Chapitre II : Dispositions relatives à la sécurité d'approvisionnement en électricité (articles 32 à 36)
    L'article 32 permet à l'exploitant d'une installation de production d'électricité à partir de combustibles fossiles dont le plafond d'émissions de gaz à effet de serre est rehaussé, dans le cas où ce rehaussement conduit à une reprise d'activité temporaire de ces installations, de conclure des contrats de travail à durée déterminée et des contrats de mission selon des règles dérogatoires au droit du travail

    L'article 33 complète le code de l'énergie par un article L. 321-17-1 disposant qu'en cas de menace grave et imminente sur la sécurité d'approvisionnement en électricité et lorsque ses analyses prévisionnelles montrent que les mécanismes prévus aux articles L. 321-10 à L. 321-13 peuvent être considérés comme insuffisants pour assurer l'équilibre des flux d'électricité sur le réseau, le gestionnaire du réseau public de transport peut avoir recours au dispositif suivant. Au plus tard la veille du jour concerné, il informe que le système électrique sera dans une situation de forte tension justifiant la mise en œuvre de ce dispositif. Le ministre chargé de l'énergie peut s'opposer à cette mise en œuvre ou limiter le recours au dispositif, au plus tard la veille du jour concerné. Lors des périodes de forte tension sur le système électrique précédemment mentionnées la totalité des capacités d'effacement de consommation, de production et de stockage valorisées par des opérateurs d'ajustement sur le mécanisme d'ajustement mentionné à l'article L. 321-10, techniquement disponibles et non utilisées est mise à la disposition du gestionnaire du réseau public de transport par ces opérateurs, par l'intermédiaire de ce mécanisme d'ajustement. De même, la totalité des capacités d'effacement de consommation valorisées sur les marchés de l'énergie par des opérateurs d'effacement, techniquement disponibles et non utilisées est offerte à la vente sur ces marchés par ces opérateurs. Les modalités d'application du présent article, notamment les pénalités financières associées, sont précisées par décret.

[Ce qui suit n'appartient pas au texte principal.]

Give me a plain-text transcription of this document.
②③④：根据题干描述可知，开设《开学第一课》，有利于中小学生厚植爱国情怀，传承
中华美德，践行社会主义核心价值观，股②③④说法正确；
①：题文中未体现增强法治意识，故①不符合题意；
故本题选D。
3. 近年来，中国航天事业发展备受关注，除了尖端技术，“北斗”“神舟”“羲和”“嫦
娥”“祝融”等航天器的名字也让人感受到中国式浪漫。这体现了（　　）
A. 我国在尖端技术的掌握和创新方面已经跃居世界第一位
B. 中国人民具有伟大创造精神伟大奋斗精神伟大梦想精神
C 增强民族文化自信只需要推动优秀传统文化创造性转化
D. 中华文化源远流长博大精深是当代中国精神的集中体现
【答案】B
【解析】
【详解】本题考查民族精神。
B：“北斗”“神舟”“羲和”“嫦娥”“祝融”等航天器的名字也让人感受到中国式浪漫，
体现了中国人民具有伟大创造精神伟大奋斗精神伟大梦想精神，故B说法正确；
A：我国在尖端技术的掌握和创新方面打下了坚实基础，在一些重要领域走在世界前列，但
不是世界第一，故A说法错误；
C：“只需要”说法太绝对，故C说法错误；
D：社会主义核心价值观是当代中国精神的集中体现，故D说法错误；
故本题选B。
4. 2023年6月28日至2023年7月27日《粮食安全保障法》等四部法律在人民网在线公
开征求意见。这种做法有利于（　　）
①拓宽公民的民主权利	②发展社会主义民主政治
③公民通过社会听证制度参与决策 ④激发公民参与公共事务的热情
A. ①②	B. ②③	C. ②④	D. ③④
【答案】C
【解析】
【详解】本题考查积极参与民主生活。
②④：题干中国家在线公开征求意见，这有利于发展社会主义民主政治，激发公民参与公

    L'article 34 complète le code de l'énergie par un article L. 321-17-2 prévoyant un autre dispositif dans la même situation qu'à l'article précédent.: Lors des périodes de forte tension sur le système électrique les sites de consommation qui utilisent des installations de production ou de stockage d'électricité de plus d'un mégawatt en vue de leur fournir une alimentation de secours sont tenus de mettre à la disposition du gestionnaire du réseau public de transport la totalité de la puissance non utilisée et techniquement disponible de ces installations, par l'intermédiaire du mécanisme d'ajustement mentionné à l'article L. 321-10. Sur signalement des gestionnaires des réseaux publics d'électricité, l'autorité administrative peut demander aux sites de consommation de justifier que leurs installations de production ou de stockage d'électricité de secours ne sont pas disponibles techniquement. Les exploitants des installations de production et de stockage concernées, le cas échéant, ne peuvent refuser cette mise à disposition. Les sites de consommation titulaires des contrats mentionnés au II de l'article L. 111-91 peuvent leur déléguer sa mise en œuvre. Les modalités d'application du présent article, notamment les pénalités financières associées et les catégories de sites de consommation exemptées, sont précisées par décret.

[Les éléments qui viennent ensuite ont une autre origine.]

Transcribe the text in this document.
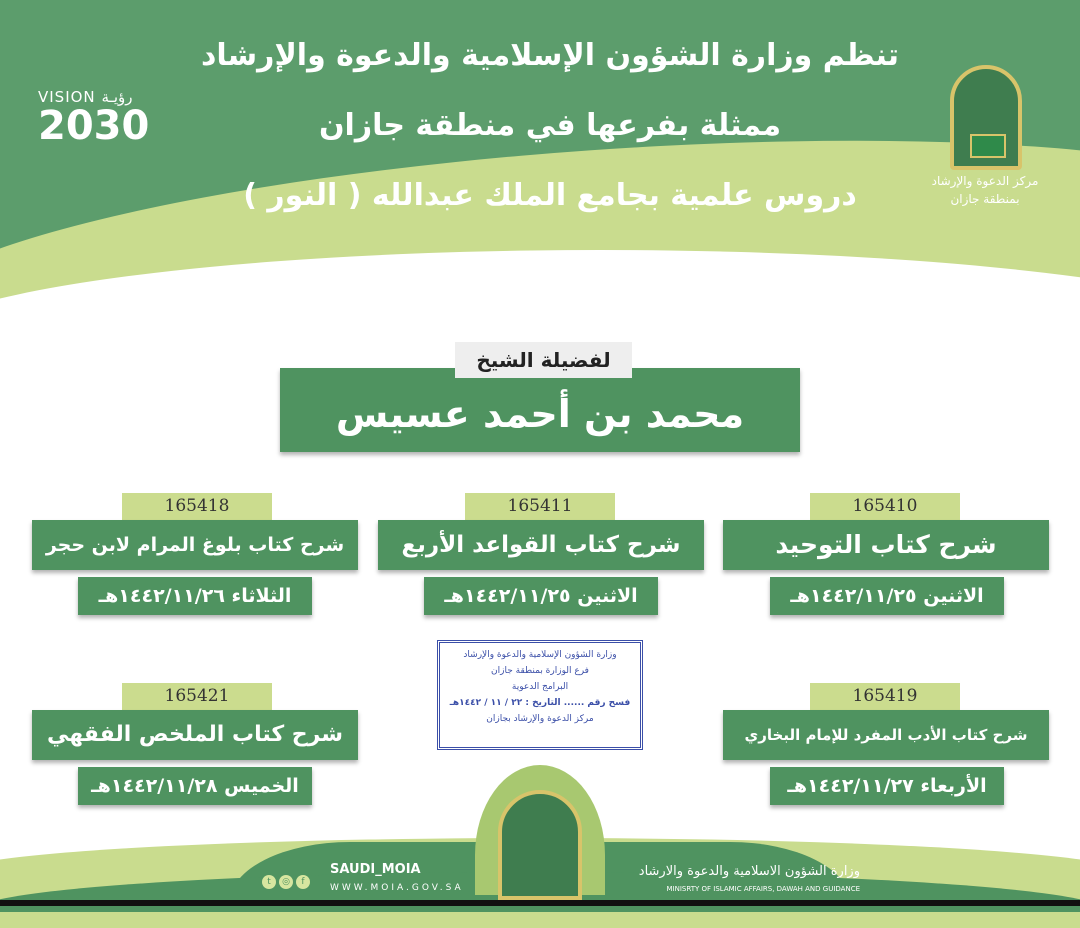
تنظم وزارة الشؤون الإسلامية والدعوة والإرشاد
ممثلة بفرعها في منطقة جازان
دروس علمية بجامع الملك عبدالله ( النور )
VISION رؤيـة
2030
مركز الدعوة والإرشاد
بمنطقة جازان
لفضيلة الشيخ
محمد بن أحمد عسيس
165410
شرح كتاب التوحيد
الاثنين ١٤٤٢/١١/٢٥هـ
165411
شرح كتاب القواعد الأربع
الاثنين ١٤٤٢/١١/٢٥هـ
165418
شرح كتاب بلوغ المرام لابن حجر
الثلاثاء ١٤٤٢/١١/٢٦هـ
165419
شرح كتاب الأدب المفرد للإمام البخاري
الأربعاء ١٤٤٢/١١/٢٧هـ
165421
شرح كتاب الملخص الفقهي
الخميس ١٤٤٢/١١/٢٨هـ
وزارة الشؤون الإسلامية والدعوة والإرشاد
فرع الوزارة بمنطقة جازان
البرامج الدعوية
فسح رقم ...... التاريخ : ٢٢ / ١١ / ١٤٤٢هـ
مركز الدعوة والإرشاد بجازان
t ◎ f
SAUDI_MOIA
WWW.MOIA.GOV.SA
وزارة الشؤون الاسلامية والدعوة والارشاد
MINISRTY OF ISLAMIC AFFAIRS, DAWAH AND GUIDANCE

    L'article 35 complète l'article L. 115-3 du code de l'action sociale et des familles pour prévoir qu'en dehors de la période de trêve hivernale, les fournisseurs d'électricité ne peuvent procéder, dans une résidence principale, à l'interruption de la fourniture d'électricité, y compris par résiliation de contrat, pour non-paiement des factures, qu'après une période de réduction de puissance, qui ne peut être inférieure à un mois, permettant au ménage de satisfaire ses besoins fondamentaux de la vie quotidienne et d'hygiène. Les modalités d'application du présent alinéa, en particulier les bénéficiaires et la durée de cette mesure, sont fixées par décret en Conseil d'Etat.

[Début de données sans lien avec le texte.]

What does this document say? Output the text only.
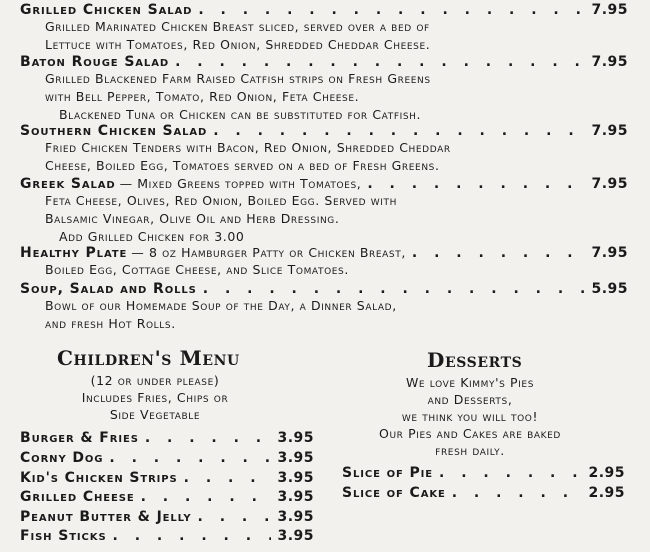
Grilled Chicken Salad . . .	7.95
Grilled Marinated Chicken Breast sliced, served over a bed of
Lettuce with Tomatoes, Red Onion, Shredded Cheddar Cheese.
Baton Rouge Salad . . .	7.95
Grilled Blackened Farm Raised Catfish strips on Fresh Greens
with Bell Pepper, Tomato, Red Onion, Feta Cheese.
Blackened Tuna or Chicken can be substituted for Catfish.
Southern Chicken Salad . . .	7.95
Fried Chicken Tenders with Bacon, Red Onion, Shredded Cheddar
Cheese, Boiled Egg, Tomatoes served on a bed of Fresh Greens.
Greek Salad — Mixed Greens topped with Tomatoes, . . .	7.95
Feta Cheese, Olives, Red Onion, Boiled Egg. Served with
Balsamic Vinegar, Olive Oil and Herb Dressing.
Add Grilled Chicken for 3.00
Healthy Plate — 8 oz Hamburger Patty or Chicken Breast, . . .	7.95
Boiled Egg, Cottage Cheese, and Slice Tomatoes.
Soup, Salad and Rolls . . .	5.95
Bowl of our Homemade Soup of the Day, a Dinner Salad,
and fresh Hot Rolls.
Children's Menu
(12 or under please)
Includes Fries, Chips or
Side Vegetable
Burger & Fries . . .	3.95
Corny Dog . . .	3.95
Kid's Chicken Strips . . .	3.95
Grilled Cheese . . .	3.95
Peanut Butter & Jelly . . .	3.95
Fish Sticks . . .	3.95
Desserts
We love Kimmy's Pies
and Desserts,
we think you will too!
Our Pies and Cakes are baked
fresh daily.
Slice of Pie . . .	2.95
Slice of Cake . . .	2.95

    L'article 36 permet de rehausser le plafond d'émissions de gaz à effet de serre applicable aux installations de production d'électricité à partir de combustibles fossiles et ainsi la reprise d'activité des centrales à charbon en cas de menace sur l'approvisionnement en électricité sur tout ou partie du territoire. Les exploitants des installations concernées sont soumis, sous peine de sanctions à une obligation de compensation des émissions de gaz à effet de serre résultant du rehaussement de ce plafond d'émissions. Dans le cas où ce rehaussement conduit à une reprise d'activité temporaire de ces installations, l'article 32 permet à leurs exploitants de conclure des contrats de travail à durée déterminée et des contrats de mission selon des règles dérogatoires au droit du travail.

Chapitre III : Dispositions relatives à l'accès régulé à l'électricité nucléaire historique (articles 37 à 43)
    L'article 37 complète l'article L. 333-3 du code de l'énergie pour indiquer qu'un arrêté du ministre chargé de l'énergie, pris sur proposition de la Commission de régulation de l'énergie, détermine les conditions et précise les modalités selon lesquelles sont transférés au fournisseur de secours les volumes d'électricité initialement attribués, au titre de l'accès régulé à l'électricité nucléaire historique prévu à l'article L. 336-1, à un fournisseur qui est défaillant ou dont l'autorisation a été suspendue ou retirée.

    L'article 39 modifie l'article L. 336-2 du code de l'énergie afin de prévoir que le volume global d'électricité nucléaire historique qu'Électricité de France est tenue de céder aux autres fournisseurs d'électricité ne peut désormais excéder 120 térawattheures par an.

    L'article 40 complète l'article L. 337-16 du même code afin de fixer le prix minimum de vente de l'électricité nucléaire.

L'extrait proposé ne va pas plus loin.